In doing so, they were merely ratifying a transformation that had long since taken hold. Back in 1804, when John Pintard - Duer's partner having returned to town once the coast was clear - established the N-YHS, they set out "to discover, procure, and preserve whatever may relate to the natural, civil, literary, and ecclesiastical history of the United States in general, and of this State in particular." This capacious purview was understandable as they were virtually the only such collecting institution in town - no Metropolitan Museum, no Museum of Natural History, no New York Public Library - and they joyfully accepted anything and everything given them: books, manuscripts, artworks, artifacts, and natural history specimens. The country, indeed the world, became their oyster. They piled up European oils and Egyptian mummies, records of the California gold rush and the settlement of early Florida, American Indian captivity narratives and accounts of the Spanish American War, until they were drowning in their largely uncatalogued accumulation.

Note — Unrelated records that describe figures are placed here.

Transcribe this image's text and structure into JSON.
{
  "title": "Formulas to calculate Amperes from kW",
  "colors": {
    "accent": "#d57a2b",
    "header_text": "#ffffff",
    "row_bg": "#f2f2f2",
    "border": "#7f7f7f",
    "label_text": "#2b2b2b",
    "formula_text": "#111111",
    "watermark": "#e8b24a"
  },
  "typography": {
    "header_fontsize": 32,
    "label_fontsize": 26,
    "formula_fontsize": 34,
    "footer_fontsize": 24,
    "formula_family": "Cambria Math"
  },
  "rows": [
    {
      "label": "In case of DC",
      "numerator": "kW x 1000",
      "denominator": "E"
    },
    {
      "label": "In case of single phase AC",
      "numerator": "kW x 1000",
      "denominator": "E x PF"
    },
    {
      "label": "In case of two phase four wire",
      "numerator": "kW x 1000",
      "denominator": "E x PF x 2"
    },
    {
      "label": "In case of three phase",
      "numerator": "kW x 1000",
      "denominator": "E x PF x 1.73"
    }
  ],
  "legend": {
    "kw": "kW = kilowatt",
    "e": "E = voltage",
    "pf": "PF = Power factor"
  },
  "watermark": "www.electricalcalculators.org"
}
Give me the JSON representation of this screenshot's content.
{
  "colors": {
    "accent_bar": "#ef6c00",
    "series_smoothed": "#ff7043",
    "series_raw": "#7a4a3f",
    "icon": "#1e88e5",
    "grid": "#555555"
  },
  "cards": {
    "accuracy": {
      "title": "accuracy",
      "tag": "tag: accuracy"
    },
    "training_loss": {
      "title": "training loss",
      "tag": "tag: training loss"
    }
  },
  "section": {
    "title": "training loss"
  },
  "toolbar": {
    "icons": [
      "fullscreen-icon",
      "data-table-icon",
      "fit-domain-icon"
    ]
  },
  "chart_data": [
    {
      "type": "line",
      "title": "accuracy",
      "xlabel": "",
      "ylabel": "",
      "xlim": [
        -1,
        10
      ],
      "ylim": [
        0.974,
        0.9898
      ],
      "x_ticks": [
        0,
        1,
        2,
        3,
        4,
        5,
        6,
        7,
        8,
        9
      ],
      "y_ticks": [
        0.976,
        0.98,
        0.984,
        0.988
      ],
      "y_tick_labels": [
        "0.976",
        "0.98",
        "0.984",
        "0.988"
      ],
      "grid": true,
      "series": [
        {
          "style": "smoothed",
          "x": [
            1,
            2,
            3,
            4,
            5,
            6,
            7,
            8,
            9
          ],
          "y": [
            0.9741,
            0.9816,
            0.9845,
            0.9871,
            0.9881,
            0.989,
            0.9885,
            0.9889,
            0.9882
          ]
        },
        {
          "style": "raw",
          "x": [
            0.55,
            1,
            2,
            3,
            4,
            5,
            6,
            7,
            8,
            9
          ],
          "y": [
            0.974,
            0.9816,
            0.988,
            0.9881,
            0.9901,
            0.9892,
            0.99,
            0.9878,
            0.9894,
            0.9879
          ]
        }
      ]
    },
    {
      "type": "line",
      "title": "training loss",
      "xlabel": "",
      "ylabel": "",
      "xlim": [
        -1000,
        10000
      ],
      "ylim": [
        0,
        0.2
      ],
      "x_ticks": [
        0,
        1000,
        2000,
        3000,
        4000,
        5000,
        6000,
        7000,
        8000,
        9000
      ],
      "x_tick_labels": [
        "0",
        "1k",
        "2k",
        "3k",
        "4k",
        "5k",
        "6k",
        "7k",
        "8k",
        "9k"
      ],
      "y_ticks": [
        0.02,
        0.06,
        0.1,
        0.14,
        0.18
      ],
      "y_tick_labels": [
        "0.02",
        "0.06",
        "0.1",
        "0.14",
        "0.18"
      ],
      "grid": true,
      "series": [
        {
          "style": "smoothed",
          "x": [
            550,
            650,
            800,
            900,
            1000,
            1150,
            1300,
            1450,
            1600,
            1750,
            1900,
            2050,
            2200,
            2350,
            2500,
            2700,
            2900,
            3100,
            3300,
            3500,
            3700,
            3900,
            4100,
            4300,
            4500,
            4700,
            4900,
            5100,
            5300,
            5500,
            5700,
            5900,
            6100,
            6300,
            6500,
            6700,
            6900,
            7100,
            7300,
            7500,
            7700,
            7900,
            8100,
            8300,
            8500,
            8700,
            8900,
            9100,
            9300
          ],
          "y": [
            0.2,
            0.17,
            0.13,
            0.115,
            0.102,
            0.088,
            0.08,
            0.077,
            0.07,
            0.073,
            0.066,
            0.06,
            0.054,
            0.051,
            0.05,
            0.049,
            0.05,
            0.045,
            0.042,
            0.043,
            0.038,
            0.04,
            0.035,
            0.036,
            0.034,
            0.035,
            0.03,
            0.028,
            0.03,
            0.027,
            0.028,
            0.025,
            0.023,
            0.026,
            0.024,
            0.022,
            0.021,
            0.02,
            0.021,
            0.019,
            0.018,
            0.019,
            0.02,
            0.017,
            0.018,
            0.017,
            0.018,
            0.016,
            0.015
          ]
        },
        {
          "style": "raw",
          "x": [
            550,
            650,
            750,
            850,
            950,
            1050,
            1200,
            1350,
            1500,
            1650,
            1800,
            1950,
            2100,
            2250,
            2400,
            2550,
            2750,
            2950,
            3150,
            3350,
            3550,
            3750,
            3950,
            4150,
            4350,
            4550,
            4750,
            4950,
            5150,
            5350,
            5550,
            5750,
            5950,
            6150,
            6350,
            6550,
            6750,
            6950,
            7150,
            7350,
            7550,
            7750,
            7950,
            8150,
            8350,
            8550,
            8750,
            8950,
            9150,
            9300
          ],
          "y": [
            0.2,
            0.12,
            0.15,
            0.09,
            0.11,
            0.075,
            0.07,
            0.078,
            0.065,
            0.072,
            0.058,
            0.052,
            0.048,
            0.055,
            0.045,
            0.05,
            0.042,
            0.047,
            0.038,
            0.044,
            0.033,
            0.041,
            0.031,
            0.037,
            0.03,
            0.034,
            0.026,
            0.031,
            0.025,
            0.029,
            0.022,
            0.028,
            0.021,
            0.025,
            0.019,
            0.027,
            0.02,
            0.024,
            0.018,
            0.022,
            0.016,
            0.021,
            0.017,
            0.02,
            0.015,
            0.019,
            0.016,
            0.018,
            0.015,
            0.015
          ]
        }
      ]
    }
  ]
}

When professionally organized museums and libraries arrived later in the 19th century, the N-YHS remained an amateur operation. Linking its fortunes to patriotic and genealogical societies (early Founding Fatherologists), it maintained a wide-angled focus. By the First World War many considered it moribund. In 1917 the feisty Mrs. John King Van Rensselaer - blasting it as an "old man's club" ("dead" "uninteresting" and "dull") - led a breakaway movement. In 1923, another rival group formed the competing Museum of the City of New York. The N-YHS limped along as a private club, refusing to ask for municipal assistance, but was rescued during the depression by a massive infusion of cash - over $4.5 million (more than 62 million in current dollars, setting a standard against which we can measure the relative beneficence of contemporary donors) - from the children of David Thompson, former president of New York Life. It also began to whittle back its holdings (the Egyptian collection went to the Brooklyn Museum in 1937) and to circumscribe its catchment (in the '40s it began rethinking its European holdings), concentrating more and more on metropolitan area materials as the century wore on. Although in moments of prosperity, it rebroadened its ambitions, increasing long-term strain.